Trucks can be seen speeding around Doha’s business district, carrying building materials for the US$150 billion makeover that will give the city a new metro, airport, seaport and roads.
In the busy years leading up to the soccer tournament, Doha will see an influx of foreign companies, professionals and workers. With them will come a fresh flood of foreign cultures and lifestyles, and that is causing concern.
“This is the real challenge for us: to maintain our culture while building the country we will become,” said 33-year-old Abdulrahman, who like other Qatari citizens prefers to be identified only by his first name.
Exploiting its immense natural gas resources has in just over 15 years transformed Qatar into one of the world’s wealthiest nations, with a per capita annual income for its 250,000 citizens of more than US$90,000.
Though led by a ruling family viewed as highly progressive by Gulf standards, the fact remains that most Qataris are very conservative. Most practice Wahhabism, the austere form of Islam also practiced in Saudi Arabia.
For them, concern that Western norms will start to infiltrate society is a continuous and pressing reality, especially given the fact that they are an extreme minority in their own country, which is home to about 1.7 million people, many of them workers from South Asia.
“We welcome the expats, and we want them here, but we will not permit any disrespect to our religion or culture,” said Salma, a 25-year-old Qatari.
“This is your home, for now, but it is our home forever, and we will not bend to your ways,” Salma said.
Qatar’s emir, Sheikh Hamad bin Khalifa Al Thani, 60, seized power from his father in a bloodless coup in 1995. He and his second wife, Sheikha Mozah, have gained a reputation as modernizers in recent years and raised the country’s profile significantly with the launch of the al-Jazeera television network and successful hosting of the 2006 Asian Games, as well as their role in initiating the country’s World Cup bid.

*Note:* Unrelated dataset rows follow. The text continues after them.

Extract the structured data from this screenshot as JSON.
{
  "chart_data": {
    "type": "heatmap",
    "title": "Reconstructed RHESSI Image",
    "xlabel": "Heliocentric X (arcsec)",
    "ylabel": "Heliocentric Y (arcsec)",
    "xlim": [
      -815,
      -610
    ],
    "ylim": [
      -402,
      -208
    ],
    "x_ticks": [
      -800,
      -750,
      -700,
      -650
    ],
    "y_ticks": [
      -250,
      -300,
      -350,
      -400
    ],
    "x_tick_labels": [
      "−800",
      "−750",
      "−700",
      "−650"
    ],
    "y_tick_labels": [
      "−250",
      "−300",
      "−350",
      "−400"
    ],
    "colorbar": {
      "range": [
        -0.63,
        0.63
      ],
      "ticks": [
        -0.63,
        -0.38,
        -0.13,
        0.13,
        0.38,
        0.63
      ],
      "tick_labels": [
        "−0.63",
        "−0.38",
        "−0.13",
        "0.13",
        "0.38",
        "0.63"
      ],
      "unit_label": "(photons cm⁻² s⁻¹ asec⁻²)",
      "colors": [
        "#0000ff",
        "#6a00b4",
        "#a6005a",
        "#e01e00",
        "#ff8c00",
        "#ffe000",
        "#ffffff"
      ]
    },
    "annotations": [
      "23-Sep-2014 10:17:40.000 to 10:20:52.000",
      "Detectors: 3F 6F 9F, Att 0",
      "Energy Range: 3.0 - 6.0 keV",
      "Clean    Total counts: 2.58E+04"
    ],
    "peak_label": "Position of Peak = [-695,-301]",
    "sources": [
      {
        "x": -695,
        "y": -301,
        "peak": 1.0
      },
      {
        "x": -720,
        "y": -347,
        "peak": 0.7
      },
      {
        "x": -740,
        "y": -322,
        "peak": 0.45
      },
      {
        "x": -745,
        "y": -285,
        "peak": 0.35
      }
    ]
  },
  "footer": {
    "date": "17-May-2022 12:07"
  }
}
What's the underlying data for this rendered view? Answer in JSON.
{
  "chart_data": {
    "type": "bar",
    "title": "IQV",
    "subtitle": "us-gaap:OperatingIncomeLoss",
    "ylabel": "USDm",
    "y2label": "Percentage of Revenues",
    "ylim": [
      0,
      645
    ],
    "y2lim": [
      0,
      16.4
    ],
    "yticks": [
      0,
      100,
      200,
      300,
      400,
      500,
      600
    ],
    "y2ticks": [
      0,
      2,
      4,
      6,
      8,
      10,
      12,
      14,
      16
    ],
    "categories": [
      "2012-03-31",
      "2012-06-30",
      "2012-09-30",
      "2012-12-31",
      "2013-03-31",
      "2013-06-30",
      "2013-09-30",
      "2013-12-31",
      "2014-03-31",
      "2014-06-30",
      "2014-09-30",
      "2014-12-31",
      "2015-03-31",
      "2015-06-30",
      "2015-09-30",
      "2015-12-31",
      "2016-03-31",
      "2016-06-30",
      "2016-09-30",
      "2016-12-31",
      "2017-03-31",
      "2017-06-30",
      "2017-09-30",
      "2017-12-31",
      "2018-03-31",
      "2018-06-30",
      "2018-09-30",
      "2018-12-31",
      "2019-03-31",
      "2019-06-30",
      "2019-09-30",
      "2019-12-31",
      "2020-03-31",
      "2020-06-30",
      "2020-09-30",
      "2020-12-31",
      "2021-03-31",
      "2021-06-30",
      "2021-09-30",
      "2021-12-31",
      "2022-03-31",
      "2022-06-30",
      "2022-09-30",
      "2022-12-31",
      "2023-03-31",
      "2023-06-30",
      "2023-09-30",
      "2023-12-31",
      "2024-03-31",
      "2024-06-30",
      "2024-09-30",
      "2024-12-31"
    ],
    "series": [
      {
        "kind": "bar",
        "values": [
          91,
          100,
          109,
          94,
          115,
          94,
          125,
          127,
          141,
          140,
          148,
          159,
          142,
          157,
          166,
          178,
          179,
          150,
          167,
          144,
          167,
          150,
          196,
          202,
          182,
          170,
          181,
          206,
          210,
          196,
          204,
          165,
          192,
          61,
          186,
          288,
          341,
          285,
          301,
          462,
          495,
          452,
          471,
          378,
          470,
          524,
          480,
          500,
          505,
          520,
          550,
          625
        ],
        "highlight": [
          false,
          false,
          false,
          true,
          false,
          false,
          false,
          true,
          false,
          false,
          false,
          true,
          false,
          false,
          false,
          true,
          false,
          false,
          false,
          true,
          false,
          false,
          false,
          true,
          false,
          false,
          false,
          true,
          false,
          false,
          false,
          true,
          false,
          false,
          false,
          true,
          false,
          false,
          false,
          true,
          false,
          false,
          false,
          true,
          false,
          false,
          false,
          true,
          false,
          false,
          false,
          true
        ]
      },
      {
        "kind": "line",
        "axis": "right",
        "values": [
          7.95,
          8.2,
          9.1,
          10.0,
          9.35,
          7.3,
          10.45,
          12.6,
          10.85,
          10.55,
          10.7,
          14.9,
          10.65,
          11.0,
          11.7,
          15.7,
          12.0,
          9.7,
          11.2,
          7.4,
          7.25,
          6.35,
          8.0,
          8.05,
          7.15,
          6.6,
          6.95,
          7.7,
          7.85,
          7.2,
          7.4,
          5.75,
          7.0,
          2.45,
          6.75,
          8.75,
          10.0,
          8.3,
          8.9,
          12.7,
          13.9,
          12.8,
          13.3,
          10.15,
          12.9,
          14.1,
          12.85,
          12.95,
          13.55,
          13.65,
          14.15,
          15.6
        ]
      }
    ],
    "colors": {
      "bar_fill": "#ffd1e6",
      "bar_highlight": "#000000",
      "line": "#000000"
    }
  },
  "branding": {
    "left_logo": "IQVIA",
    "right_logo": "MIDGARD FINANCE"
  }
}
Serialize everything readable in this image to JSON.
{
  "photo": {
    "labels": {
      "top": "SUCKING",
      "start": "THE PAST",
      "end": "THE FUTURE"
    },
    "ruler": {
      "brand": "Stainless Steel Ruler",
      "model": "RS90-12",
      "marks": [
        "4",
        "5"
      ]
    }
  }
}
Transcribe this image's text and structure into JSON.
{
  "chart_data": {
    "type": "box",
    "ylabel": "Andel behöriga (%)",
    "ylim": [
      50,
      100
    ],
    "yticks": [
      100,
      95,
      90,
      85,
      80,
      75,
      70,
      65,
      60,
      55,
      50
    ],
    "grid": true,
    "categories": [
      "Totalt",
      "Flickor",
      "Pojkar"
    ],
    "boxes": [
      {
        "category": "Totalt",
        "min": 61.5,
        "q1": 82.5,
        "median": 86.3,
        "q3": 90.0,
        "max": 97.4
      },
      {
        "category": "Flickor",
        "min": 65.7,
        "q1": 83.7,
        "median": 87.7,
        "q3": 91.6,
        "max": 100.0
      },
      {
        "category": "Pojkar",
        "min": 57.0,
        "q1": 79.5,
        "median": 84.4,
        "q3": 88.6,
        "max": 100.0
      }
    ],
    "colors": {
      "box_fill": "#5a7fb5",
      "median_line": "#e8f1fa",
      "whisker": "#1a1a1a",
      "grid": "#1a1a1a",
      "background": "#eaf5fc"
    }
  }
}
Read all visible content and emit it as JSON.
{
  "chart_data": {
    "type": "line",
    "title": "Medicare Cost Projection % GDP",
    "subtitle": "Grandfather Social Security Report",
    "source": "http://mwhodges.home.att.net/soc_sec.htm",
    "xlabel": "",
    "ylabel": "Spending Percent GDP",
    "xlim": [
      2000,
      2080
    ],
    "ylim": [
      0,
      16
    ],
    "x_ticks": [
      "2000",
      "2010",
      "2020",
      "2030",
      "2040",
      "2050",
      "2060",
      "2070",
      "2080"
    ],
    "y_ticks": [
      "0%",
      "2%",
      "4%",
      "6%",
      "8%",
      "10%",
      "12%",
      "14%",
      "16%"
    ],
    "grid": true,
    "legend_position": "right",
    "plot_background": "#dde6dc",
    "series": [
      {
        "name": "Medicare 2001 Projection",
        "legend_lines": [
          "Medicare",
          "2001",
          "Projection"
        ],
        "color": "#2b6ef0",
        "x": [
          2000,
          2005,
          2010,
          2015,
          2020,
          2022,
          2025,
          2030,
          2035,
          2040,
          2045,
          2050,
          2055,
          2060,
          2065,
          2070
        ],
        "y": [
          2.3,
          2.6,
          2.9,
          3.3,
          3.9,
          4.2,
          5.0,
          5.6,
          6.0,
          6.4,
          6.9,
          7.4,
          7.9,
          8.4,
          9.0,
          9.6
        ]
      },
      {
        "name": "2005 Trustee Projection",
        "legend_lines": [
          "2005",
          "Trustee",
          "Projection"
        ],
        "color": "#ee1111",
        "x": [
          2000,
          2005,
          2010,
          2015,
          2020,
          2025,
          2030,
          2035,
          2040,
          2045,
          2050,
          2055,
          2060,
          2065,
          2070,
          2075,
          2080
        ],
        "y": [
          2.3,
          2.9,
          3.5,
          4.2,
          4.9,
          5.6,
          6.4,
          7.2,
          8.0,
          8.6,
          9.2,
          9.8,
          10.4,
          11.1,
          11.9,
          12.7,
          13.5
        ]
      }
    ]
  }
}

The street protests that swept four Arab heads of state from office since early last year and strengthened Islamists throughout the Middle East have not been seen in Qatar, thanks partly to its staggering wealth, but also to its foreign policy: Because Qatar aggressively aided the Libyan rebels, its government is seen as on the “right side” of the Arab Spring.
However, the government cannot ignore the fact that much of the Qatari population may be resistant to the changes brought by rapid expansion.
“It’s a very delicate line they must balance, but the one thing the government cannot do is appear un-Islamic. It’s game over if they do,” said an analyst specializing in security issues, who like other analysts not named in this article asked not to be identified because of the political sensitivity of the topic.
So far, the policy has been working.
“The pace of economic expansion in Qatar over the last decade is almost without precedent. It is remarkable that the traditionally conservative society has handled these changes as well as it has,” a Doha-based economist said.
Efforts to combat the perceived creep of Western influence have already started. Earlier this year, Qatar University made it mandatory for many of its courses to be taught in Arabic instead of English.